Two US lawmakers, Maxine Waters and Patrick McHenry are collaborating on a invoice that might impose strict bank-like rules for stablecoins, The Wall Road Journal reported July 20.
Stablecoin issuers would reportedly be compelled to have their reserves backed in conservative property like money and US Treasury bonds that might not be susceptible to market panics beneath the proposed legislation.
Lawmakers fear about stablecoin vulnerability
The US lawmakers are anxious that stablecoins are susceptible to financial institution runs if doubts about their issuer’s capacity to redeem their tokens 1:1 for the US greenback emerge.
Tether, the USDT issuer, skilled a mini-bank run in Could when it needed to honor roughly $10 billion in withdrawals in two weeks.
In line with the WSJ, this might result in a scenario the place a stablecoin issuer is compelled to liquidate its reserves, thereby inserting extra downward stress on the broader monetary trade.

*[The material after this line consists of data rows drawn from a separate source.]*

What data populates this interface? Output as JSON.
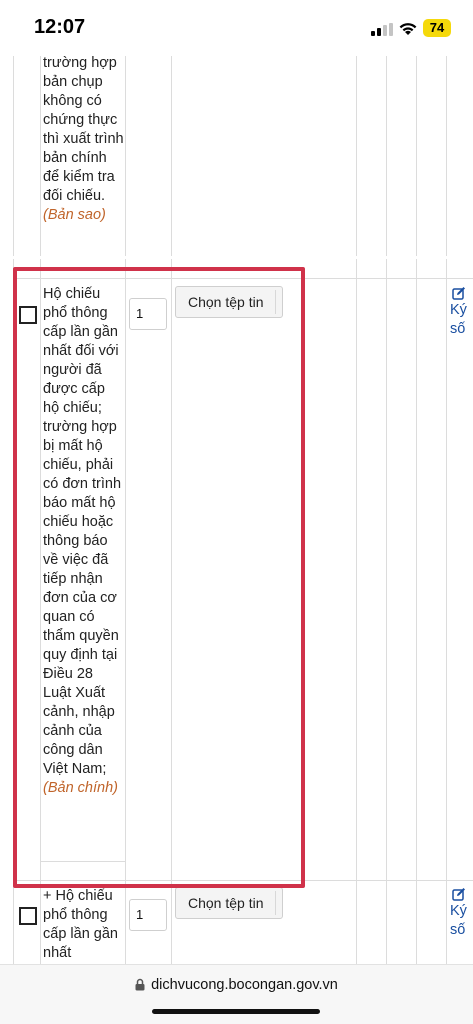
{
  "status_bar": {
    "time": "12:07",
    "battery": "74"
  },
  "rows": [
    {
      "description": "trường hợp bản chụp không có chứng thực thì xuất trình bản chính để kiểm tra đối chiếu.",
      "note": "(Bản sao)"
    },
    {
      "description": "Hộ chiếu phổ thông cấp lần gần nhất đối với người đã được cấp hộ chiếu; trường hợp bị mất hộ chiếu, phải có đơn trình báo mất hộ chiếu hoặc thông báo về việc đã tiếp nhận đơn của cơ quan có thẩm quyền quy định tại Điều 28 Luật Xuất cảnh, nhập cảnh của công dân Việt Nam;",
      "note": "(Bản chính)",
      "quantity": "1",
      "file_button": "Chọn tệp tin",
      "sign_label": "Ký số"
    },
    {
      "description": "+ Hộ chiếu phổ thông cấp lần gần nhất",
      "quantity": "1",
      "file_button": "Chọn tệp tin",
      "sign_label": "Ký số"
    }
  ],
  "url_bar": {
    "domain": "dichvucong.bocongan.gov.vn"
  },
  "icons": {
    "checkbox": "checkbox-icon",
    "sign": "edit-icon",
    "lock": "lock-icon"
  },
  "colors": {
    "highlight": "#d0324a",
    "note": "#c0642a",
    "link": "#1a4fa0"
  }
}
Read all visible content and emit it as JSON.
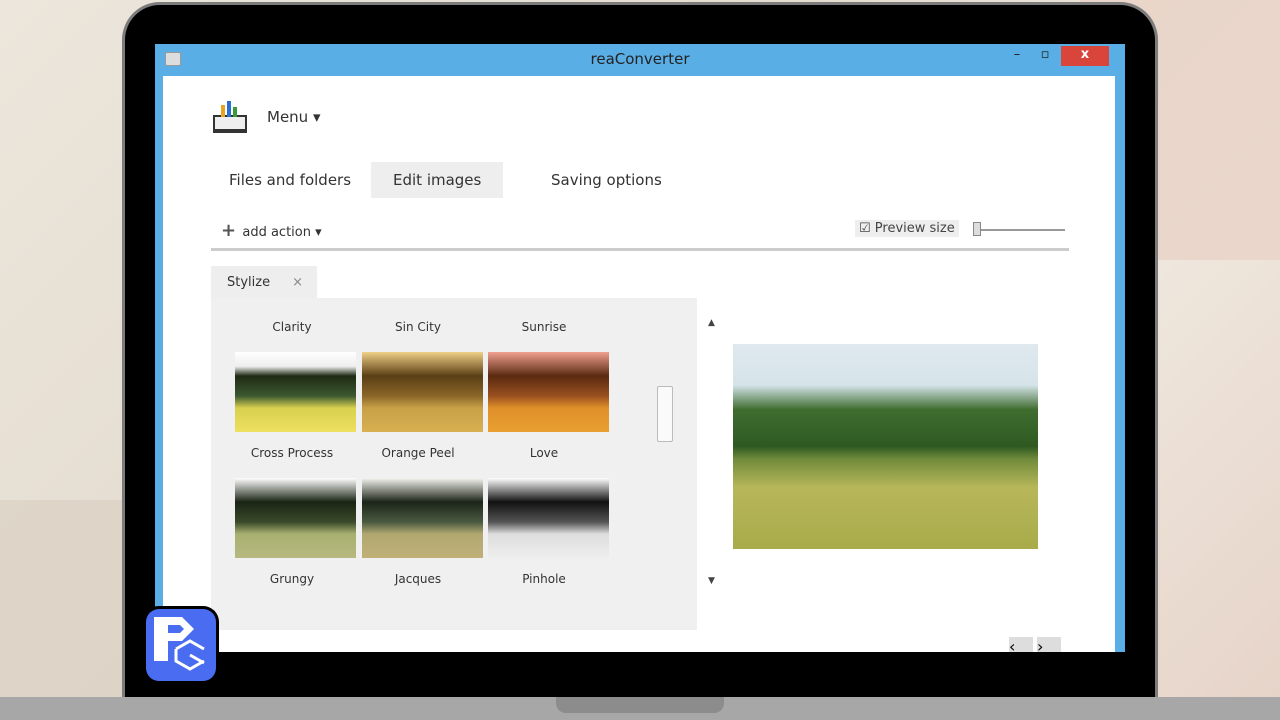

Treasury Secretary Janet Yellen beforehand raised the priority that stablecoins have to be correctly regulated to mitigate in opposition to any “present and future dangers.”
Stablecoin issuers to be handled like banks
The brand new invoice needs stablecoin issuers handled extra like banks reasonably than cash market funds.
Banks within the US face more durable regulatory oversight and are mandated to adjust to federal companies to guard their prospects’ funds.
In line with the report, stablecoin issuers needs to be required to adjust to federal supervision alongside capital and liquidity guidelines.
In the meantime, the invoice additionally seeks to limit non-financial corporations from with the ability to problem stablecoins — a transfer designed to separate monetary corporations and industrial companies or technological corporations.
Federal Reserves to function regulator
The report stated the invoice positions the Federal Reserve because the regulator of “fee stablecoins issuers.”
The Fed was favored over the Securities and Trade Fee (SEC) as a result of it has a greater document of dealing with monetary stability dangers.
Wall Road Journal reported that the Fed has twice intervened in cash funds crises within the final 12 years.
The report added that the SEC raised issues that the invoice won’t deal with stablecoin buying and selling and won’t give sufficient regulatory oversight to observe platforms the place these transactions happen.
SEC chief Gary Gensler has spoken about stablecoins in a number of interviews and has in contrast them to poker chips.